Por fim, o tabelamento, fruto de uma resolução da ANTT, se debate diretamente com o artigo 5º da MP que dispõe que “as propostas de edição e de alteração de atos normativos de interesse geral de agentes econômicos ou de usuários dos serviços prestados, editadas por órgão ou entidade da administração pública federal, incluídas as autarquias e as fundações públicas, serão precedidas da realização de análise de impacto regulatório, que conterá informações e dados sobre os possíveis efeitos do ato normativo para verificar a razoabilidade do seu impacto econômico”.
Sem descer a detalhes que já foram explorados em inúmeros artigos anteriores, as Resoluções da ANTT, em especial as de nº 6.820, 5.833 e a mais recente 5.842, não atendem aos ditames da MP.

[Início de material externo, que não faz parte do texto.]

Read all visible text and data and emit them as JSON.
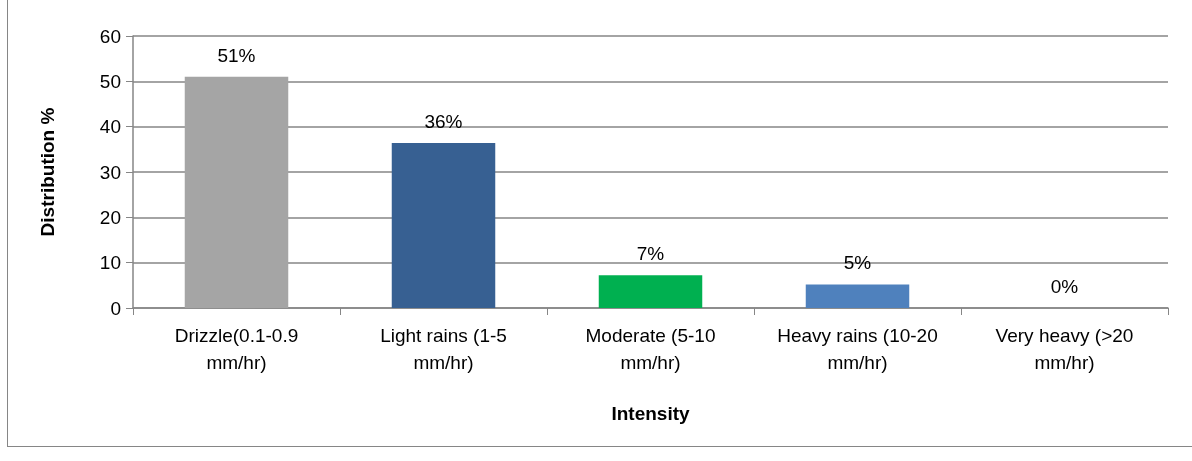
{
  "chart_data": {
    "type": "bar",
    "xlabel": "Intensity",
    "ylabel": "Distribution %",
    "categories": [
      "Drizzle(0.1-0.9 mm/hr)",
      "Light rains (1-5 mm/hr)",
      "Moderate (5-10 mm/hr)",
      "Heavy rains (10-20 mm/hr)",
      "Very heavy (>20 mm/hr)"
    ],
    "values": [
      51,
      36.4,
      7.2,
      5.2,
      0
    ],
    "value_labels": [
      "51%",
      "36%",
      "7%",
      "5%",
      "0%"
    ],
    "colors": [
      "#a5a5a5",
      "#376092",
      "#00b050",
      "#4f81bd",
      null
    ],
    "ylim": [
      0,
      60
    ],
    "yticks": [
      0,
      10,
      20,
      30,
      40,
      50,
      60
    ],
    "grid": "y"
  }
}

Existe um livro chamado Forty Century of Wage And Price Controls (Quarenta Séculos de Controles de Preços e Salários), onde os autores demonstram que isso nunca deu certo na história mundial. O Brasil, contudo, não aprende com os erros. Todas as desastradas tentativas de tabelamento deixaram um legado de ações judiciais, prejuízos e passivos impagáveis: Plano Cruzado – com a trágica “Tabela da SUNAB”, passagens aéreas, juros bancários, citando apenas alguns.
Preços tabelados causam erros na formação das expectativas, limitam a competição e representam um indutor do péssimo serviço, estimulando a ineficiência.
O legislador e o Poder judiciário terão que resolver este paradoxo criado pela MP 881 definindo se prevalecerão as garantias de livre mercado por ela propugnados, ou se prevalecerá a intervenção estatal no tabelamento do frete.
A dignidade da pessoa humana, fundamento maior da República, obviamente tem que estar no plano transindividual. Ao se permitir a intervenção estatal em todo e qualquer contrato, todavia, afastando a livre negociação, se cria uma insegurança jurídica generalizada.
O risco estatal para impedir a livre negociação com o objetivo de proteger determinado grupo social opera justamente no sentido inverso, pois onera toda a cadeia de fornecimento e resulta em significativo prejuízo para toda a coletividade, que suportará o repasse dos custos de transação.